TokenSE: a Mamba-based discrete token speech enhancement framework for cochlear implants
A new Mamba-based model achieves linear computational complexity, outperforming Transformer baselines for hearing aid users.
Researchers Hsin-Tien Chiang and John H. L. Hansen have introduced TokenSE, a novel speech enhancement framework specifically designed for cochlear implant (CI) users. The system operates by converting degraded speech into a sequence of discrete tokens from a neural audio codec. Its core innovation is using a Mamba-based model, a state-space model architecture, to predict the indices of 'clean' tokens from this noisy input. This architectural choice is critical because, unlike the Transformer models commonly used in AI, Mamba's input-dependent selection mechanism scales with linear computational complexity relative to sequence length. This makes it far more efficient and practical for real-time processing on the constrained hardware typical of hearing aids and implants.
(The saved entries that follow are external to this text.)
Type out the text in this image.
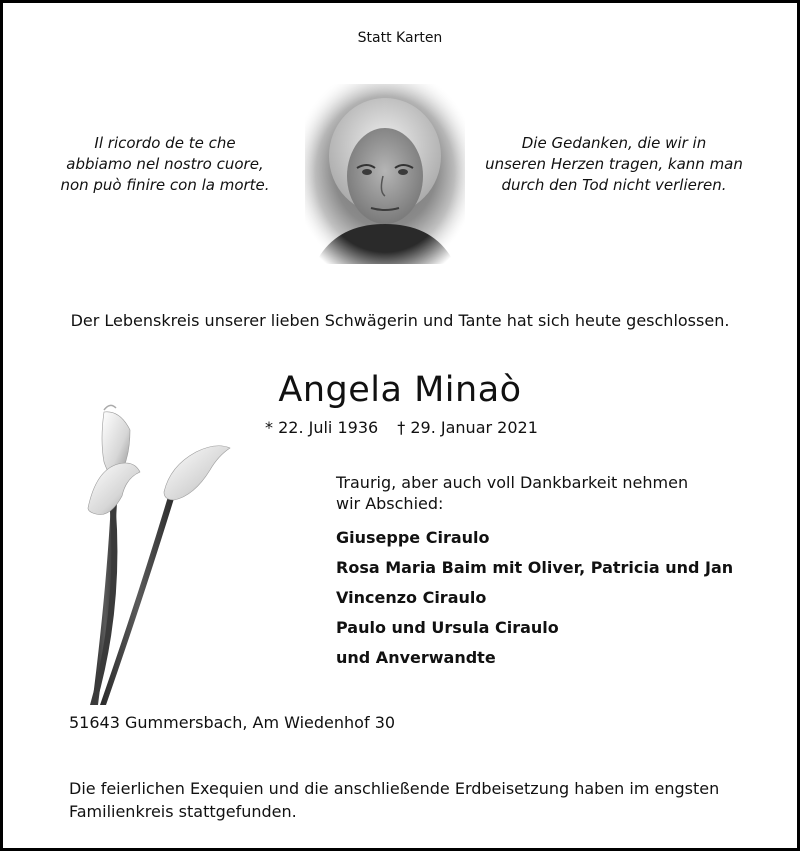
Statt Karten
Il ricordo de te che
abbiamo nel nostro cuore,
non può finire con la morte.
Die Gedanken, die wir in
unseren Herzen tragen, kann man
durch den Tod nicht verlieren.
Der Lebenskreis unserer lieben Schwägerin und Tante hat sich heute geschlossen.
Angela Minaò
* 22. Juli 1936 † 29. Januar 2021
Traurig, aber auch voll Dankbarkeit nehmen wir Abschied:
Giuseppe Ciraulo
Rosa Maria Baim mit Oliver, Patricia und Jan
Vincenzo Ciraulo
Paulo und Ursula Ciraulo
und Anverwandte
51643 Gummersbach, Am Wiedenhof 30
Die feierlichen Exequien und die anschließende Erdbeisetzung haben im engsten Familienkreis stattgefunden.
The research demonstrates that TokenSE consistently outperforms existing baseline methods in objective evaluations across both in-domain and out-of-domain datasets. More importantly, subjective listening tests conducted with actual cochlear implant users showed a clear and measurable benefit. Participants experienced significantly improved speech intelligibility in challenging acoustic environments filled with noise and reverberation. By working directly in the compressed token space of a neural codec and leveraging Mamba's efficiency, TokenSE presents a promising path toward deploying powerful, on-device AI for auditory assistance without the prohibitive computational cost of Transformer-based models.
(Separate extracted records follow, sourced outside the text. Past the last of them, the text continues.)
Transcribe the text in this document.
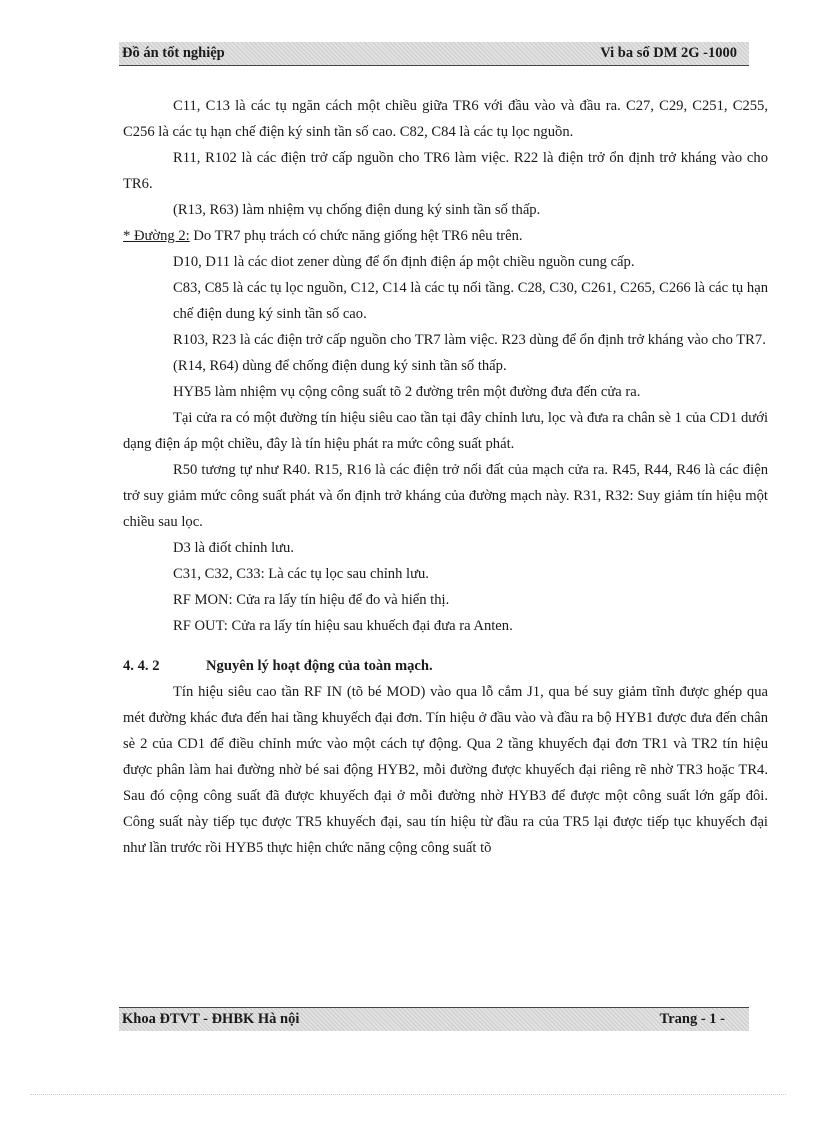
Đồ án tốt nghiệp	Vi ba số DM 2G -1000

C11, C13 là các tụ ngăn cách một chiều giữa TR6 với đầu vào và đầu ra. C27, C29, C251, C255, C256 là các tụ hạn chế điện ký sinh tần số cao. C82, C84 là các tụ lọc nguồn.

R11, R102 là các điện trở cấp nguồn cho TR6 làm việc. R22 là điện trở ổn định trở kháng vào cho TR6.

(R13, R63) làm nhiệm vụ chống điện dung ký sinh tần số thấp.

* Đường 2: Do TR7 phụ trách có chức năng giống hệt TR6 nêu trên.

D10, D11 là các diot zener dùng để ổn định điện áp một chiều nguồn cung cấp.

C83, C85 là các tụ lọc nguồn, C12, C14 là các tụ nối tầng. C28, C30, C261, C265, C266 là các tụ hạn chế điện dung ký sinh tần số cao.

R103, R23 là các điện trở cấp nguồn cho TR7 làm việc. R23 dùng để ổn định trở kháng vào cho TR7.

(R14, R64) dùng để chống điện dung ký sinh tần số thấp.

HYB5 làm nhiệm vụ cộng công suất tõ 2 đường trên một đường đưa đến cửa ra.

Tại cửa ra có một đường tín hiệu siêu cao tần tại đây chỉnh lưu, lọc và đưa ra chân sè 1 của CD1 dưới dạng điện áp một chiều, đây là tín hiệu phát ra mức công suất phát.

R50 tương tự như R40. R15, R16 là các điện trở nối đất của mạch cửa ra. R45, R44, R46 là các điện trở suy giảm mức công suất phát và ổn định trở kháng của đường mạch này. R31, R32: Suy giảm tín hiệu một chiều sau lọc.

D3 là điốt chỉnh lưu.

C31, C32, C33: Là các tụ lọc sau chỉnh lưu.

RF MON: Cửa ra lấy tín hiệu để đo và hiển thị.

RF OUT: Cửa ra lấy tín hiệu sau khuếch đại đưa ra Anten.

4. 4. 2	Nguyên lý hoạt động của toàn mạch.

Tín hiệu siêu cao tần RF IN (tõ bé MOD) vào qua lỗ cắm J1, qua bé suy giảm tĩnh được ghép qua mét đường khác đưa đến hai tầng khuyếch đại đơn. Tín hiệu ở đầu vào và đầu ra bộ HYB1 được đưa đến chân sè 2 của CD1 để điều chỉnh mức vào một cách tự động. Qua 2 tầng khuyếch đại đơn TR1 và TR2 tín hiệu được phân làm hai đường nhờ bé sai động HYB2, mỗi đường được khuyếch đại riêng rẽ nhờ TR3 hoặc TR4. Sau đó cộng công suất đã được khuyếch đại ở mỗi đường nhờ HYB3 để được một công suất lớn gấp đôi. Công suất này tiếp tục được TR5 khuyếch đại, sau tín hiệu từ đầu ra của TR5 lại được tiếp tục khuyếch đại như lần trước rồi HYB5 thực hiện chức năng cộng công suất tõ

Khoa ĐTVT - ĐHBK Hà nội	Trang - 1 -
- Uses a Mamba-based model for linear-time processing, avoiding the quadratic complexity of Transformer self-attention.
- Operates in a discrete neural audio codec token space, predicting clean tokens from degraded speech input.
- Subjective tests with cochlear implant users confirm improved speech intelligibility in noisy, reverberant conditions.
Why It Matters
This enables more efficient, real-time AI hearing assistance that can significantly improve life for cochlear implant users in everyday noisy settings.